Dalam penuturannya, ia juga menjelaskan vaksin COVID-19 yang disuntikkan ini akan membentuk imunitas buatan agar tubuh bisa membentuk antibodi.


"Sebenarnya apa yang dikerjakan proses vaksinasi ini adalah membentuk imunitas. Imunitas itu ada 2, imunitas alamiah yaitu imunitas yang terbentuk setelah mengalami infeksi COVID-19. Dan ini (vaksin) adalah imunitas buatan yang distimulasi menggunakan antigen tertentu," jelasnya.


"Nah ini makannya kenapa kita pilih orang-orang yang belum terkena COVID-19, karena terbentuknya imunitas ini dilakukan secara buatan," lanjutnya.


dr Tirta Tak Setuju Penolak Vaksin Dijatuhi Sanksi, Mending Diedukasi


 Influencer Tirta Mandira Hudhi menyatakan tidak setuju dengan kebijakan denda untuk warga yang menolak vaksin Corona. Menurutnya, adanya sanksi malah bikin seseorang semakin antipati.

"Denda saya nggak setuju karena vaksin itu merupakan hak segala rakyat di pasal 28 (UUD '45) bahwa kesehatan hak warga negara jadi alangkah lebih baik (tidak ada denda)," kata dr Tirta saat launching vaksin di Puskesmas Ngemplak 2, Sleman, Kamis (14/1/2021).


Ia menilai, dengan diberlakukannya denda justru membuat masyarakat semakin antipati dan merasa dipaksa.


"Tapi kalau ada denda malah rakyat semakin antipati karena jadi kesannya kayak ini apa sih kok dipaksa-paksa itu kalau kesan saya," ucapnya.


Menurutnya, yang diperlukan saat ini adalah mengedukasi masyarakat. Titik beratnya yakni untuk meyakinkan masyarakat bahwa vaksin ini aman.


"Saya dan Pak Menteri Kesehatan (Budi Gunadi Sadikin) pun setuju (tidak ada denda), kita harus edukasi secara persuasif dan meyakinkan masyarakat tentang keamanan vaksin dan denda itu setau saya belum ketok palu semoga pemerintah bisa membuat keputusan yang bijak," katanya.

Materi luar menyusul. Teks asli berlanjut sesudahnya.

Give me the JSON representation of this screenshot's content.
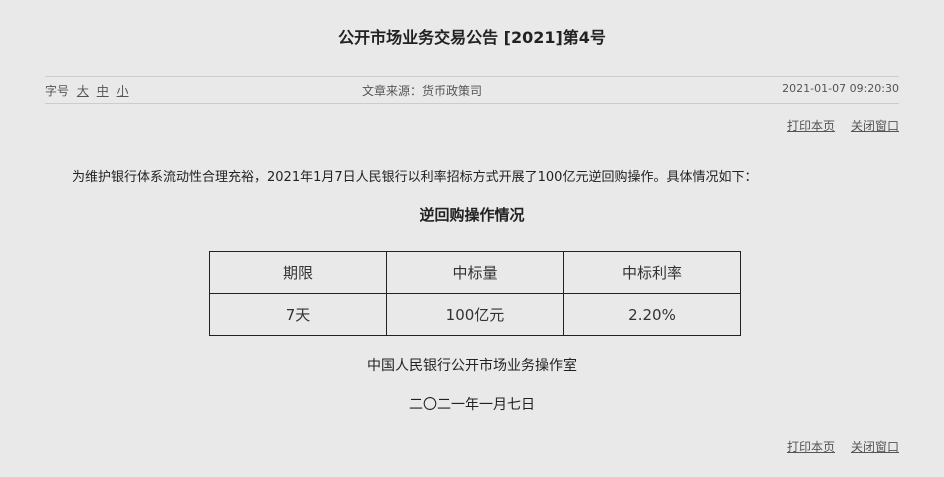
{
  "title": "公开市场业务交易公告 [2021]第4号",
  "meta": {
    "font_size_label": "字号",
    "font_sizes": [
      "大",
      "中",
      "小"
    ],
    "source": "文章来源：货币政策司",
    "datetime": "2021-01-07 09:20:30"
  },
  "links": {
    "print": "打印本页",
    "close": "关闭窗口"
  },
  "paragraph": "为维护银行体系流动性合理充裕，2021年1月7日人民银行以利率招标方式开展了100亿元逆回购操作。具体情况如下：",
  "table": {
    "caption": "逆回购操作情况",
    "headers": [
      "期限",
      "中标量",
      "中标利率"
    ],
    "rows": [
      [
        "7天",
        "100亿元",
        "2.20%"
      ]
    ]
  },
  "signature": "中国人民银行公开市场业务操作室",
  "date": "二〇二一年一月七日"
}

Ia melihat mereka yang menolak vaksin disebabkan karena takut. Baginya, hal itu wajar saja. Oleh karena itu, edukasi ke masyarakat harus dilakukan secata terus menerus.


"Banyak yang menolak, itu tinggal edukasi saja kalau dari saya. Mereka tuh takut karena ngga pernah liat jadi wajar aja kalau mereka takut tapi insyaallah kalau edukasi dilakukan terus menerus insyaallah rakyat bisa bagus," pungkasnya.